I agree with you in this: FelixFelicis.
The whole it's only different, is some PC BS in my opinion.
If a guy is in a wheelchair, it is harder for him to get up a to the second floor, if there isn't an elevator, the it is for one not in a wheelchair.
Said another way, my cuisine has a bad leg, because of a bum knee, so for him it's not different to walk up a flight of stairs, but harder. Even when the serie shows it when Daphne is working in the kitchen, and she has to have the Mirror installed so she can see her chef, or she has to have a interpreter, and Pre-class notes.
But when is harder been, a bad thing.
Once I couldn't read very good, and it was harder for me to pass a class then my fellow students. But I believe that, that it what gave me a inner strength to work harder, and I'm now close to Complete law school.
I don't think Daphne was saying that certain tasks are not more difficult when a person is Deaf. Heck, when Emmett was preparing to go to USC, Melody took him aside and told him that film school would be harder for him than anyone else at that school, because he is Deaf.
Every character on the show talks about how much harder some things are because a person is Deaf.
What Daphne was saying to Mingo, in that one episode, is that LIFE is not harder. It's just different.
And the meaning I take from Daphne's statement is that YES, certain tasks are harder because a person is Deaf, but other tasks are easier, and overall, being Deaf simply makes for a different experience in life.
Are you aware of the blind artist Sargy Mann? Here's a quote from his son:
“I have always had a frustration in that people love his paintings but they don’t understand what is to me the most interesting thing,” Peter said. “There was always the slightly patronizing ‘isn’t it amazing he can do this and he is blind’. What is MORE interesting was the fact that he could ONLY do this because he was blind.”His life and his words are fascinating. It's well worth looking into his perspective on the world. Here's another quote from his son:
“Dad didn’t judge the world with a lot of preconceived ideas,” he says. “It was that attitude that allowed him to carry on and to see the value of what his blindness revealed.
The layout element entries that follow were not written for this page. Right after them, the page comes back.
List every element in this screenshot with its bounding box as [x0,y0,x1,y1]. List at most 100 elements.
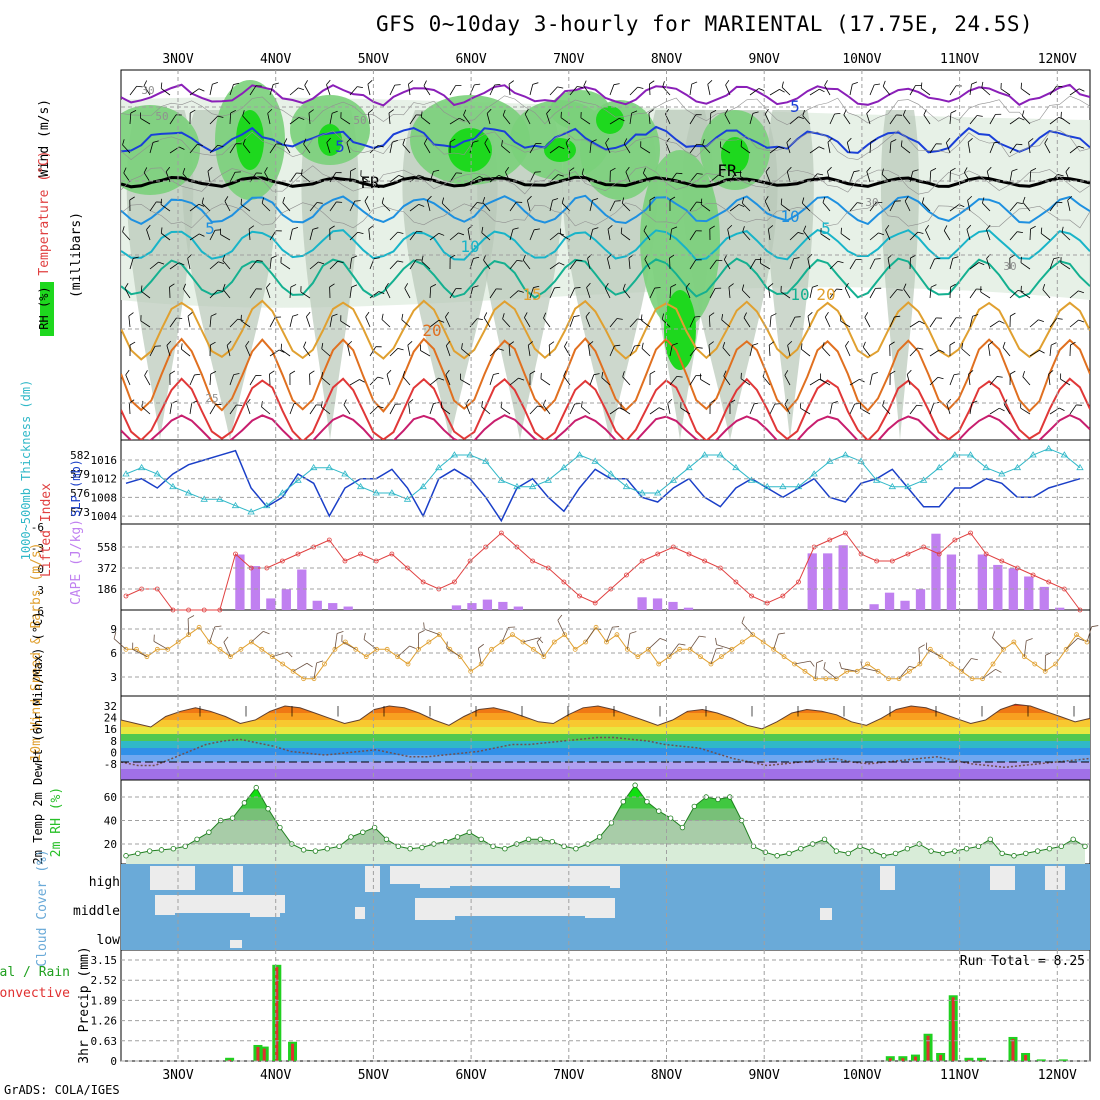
wind-barb [449,172,463,183]
rh-marker [845,850,851,857]
temp-tick: 0 [110,746,117,759]
cape-bar [513,606,523,610]
rh-marker [561,843,567,850]
wind-barb [760,257,771,270]
wind-barb [829,260,844,270]
thickness-marker [294,476,302,483]
rh-shade-saturated [544,138,576,162]
wind10m-barb [397,645,416,657]
wind-barb [829,288,843,299]
wind-barb [321,401,331,415]
rh-marker [904,846,911,852]
wind10m-barb [961,658,978,672]
convective-bar [256,1046,260,1061]
wind-barb [529,82,539,96]
wind-barb [209,261,224,270]
wind-barb [384,282,391,299]
wind-barb [622,283,631,299]
rh-marker [360,829,366,835]
thickness-marker [513,482,521,490]
pressure-tick: 800 [93,322,115,336]
wind-barb [1020,285,1031,299]
wind-barb [689,230,702,241]
wind-barb [648,109,654,125]
rh-marker [1011,853,1017,859]
cape-bar [467,603,477,610]
cloud-gap [820,908,832,920]
wind-barb [189,203,205,212]
wind10m-barb [773,632,786,650]
wind-barb [209,289,224,299]
wind-barb [321,342,331,357]
rh-line [125,784,1086,857]
wind-barb [367,80,373,96]
wind10m-barb [648,638,667,650]
wind-barb [529,171,541,183]
precip-tick: 1.89 [91,994,118,1007]
grid-lines [121,70,1090,1062]
wind-barb [529,228,540,241]
rh-marker [940,850,946,857]
wind-barb [160,198,171,212]
wind-barb [866,108,871,125]
wind-barb [769,403,781,415]
legend-convective: Convective [0,986,70,1001]
wind10m-marker [750,632,756,638]
rh-marker [407,846,413,852]
wind-barb [481,226,491,241]
rh-contour-line [121,95,1090,126]
wind-barb [1009,231,1023,241]
wind10m-barb [251,630,270,643]
wind-barb [182,167,191,183]
rh-marker [667,815,674,821]
wind-barb [909,169,919,183]
cape-bar [250,566,261,610]
wind-barb [667,398,673,415]
wind-barb [807,312,813,328]
contour-label: 5 [821,219,831,238]
wind-barb [1065,166,1071,183]
wind-barb [809,173,824,183]
wind-barb [1042,283,1051,299]
wind10m-marker [666,654,672,660]
rh-shade-saturated [236,110,264,170]
wind-barb [589,373,600,386]
rh-band [126,820,1085,844]
wind-barb [169,400,178,415]
cape-bar [838,545,848,610]
rh-marker [348,834,354,840]
wind-barb [189,144,203,154]
wind-barb [381,313,391,328]
wind-barb [609,344,621,357]
wind-barb [269,82,279,96]
wind-barb [1067,195,1073,212]
thickness-marker [638,489,646,496]
lifted-index-marker [999,558,1005,564]
cloud-gap [1045,866,1065,890]
rh-shade-moist [640,150,720,330]
wind-barb [502,109,511,125]
precip-bar [225,1057,235,1061]
cape-bar [977,554,988,610]
rh-marker [644,799,650,805]
wind-barb [289,370,296,386]
wind-barb [269,143,282,154]
rh-marker [1082,843,1088,850]
wind10m-marker [363,654,369,660]
wind-barb [864,312,871,328]
wind-barb [765,166,771,183]
wind-barb [429,283,437,299]
wind-barb [469,285,479,299]
temp-band [121,741,1090,748]
wind-barb [128,399,135,415]
cloud-gap [610,866,620,888]
wind-barb [609,83,620,96]
wind-barb [882,400,891,415]
wind10m-marker [1032,661,1038,667]
wind-barb [369,405,384,415]
wind10m-marker [165,646,171,652]
wind10m-barb [477,643,484,665]
thickness-marker [356,482,365,490]
wind-barb [1029,349,1045,357]
wind-barb [1009,168,1018,183]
And that’s what he wanted to share.”Here is a quote from Sargy Mann's obituary last year:
He felt that his blindness had liberated him as an artist, giving him “the freedom, the courage, perhaps, to use color more daringly and expressively [and] to engage more closely with my subject”. His Cadaque paintings were exhibited at a one-man show in 2010 at the Cadogan Contemporary gallery in Chelsea (the first of four during his blind period), where they sold for healthy four and five figure sums. Some connoisseurs considered his later paintings, many of them portraits, to be his best work. In 2013 his See the Girl with the Red Dress On featured as one of a set of six United Nations postage stamps.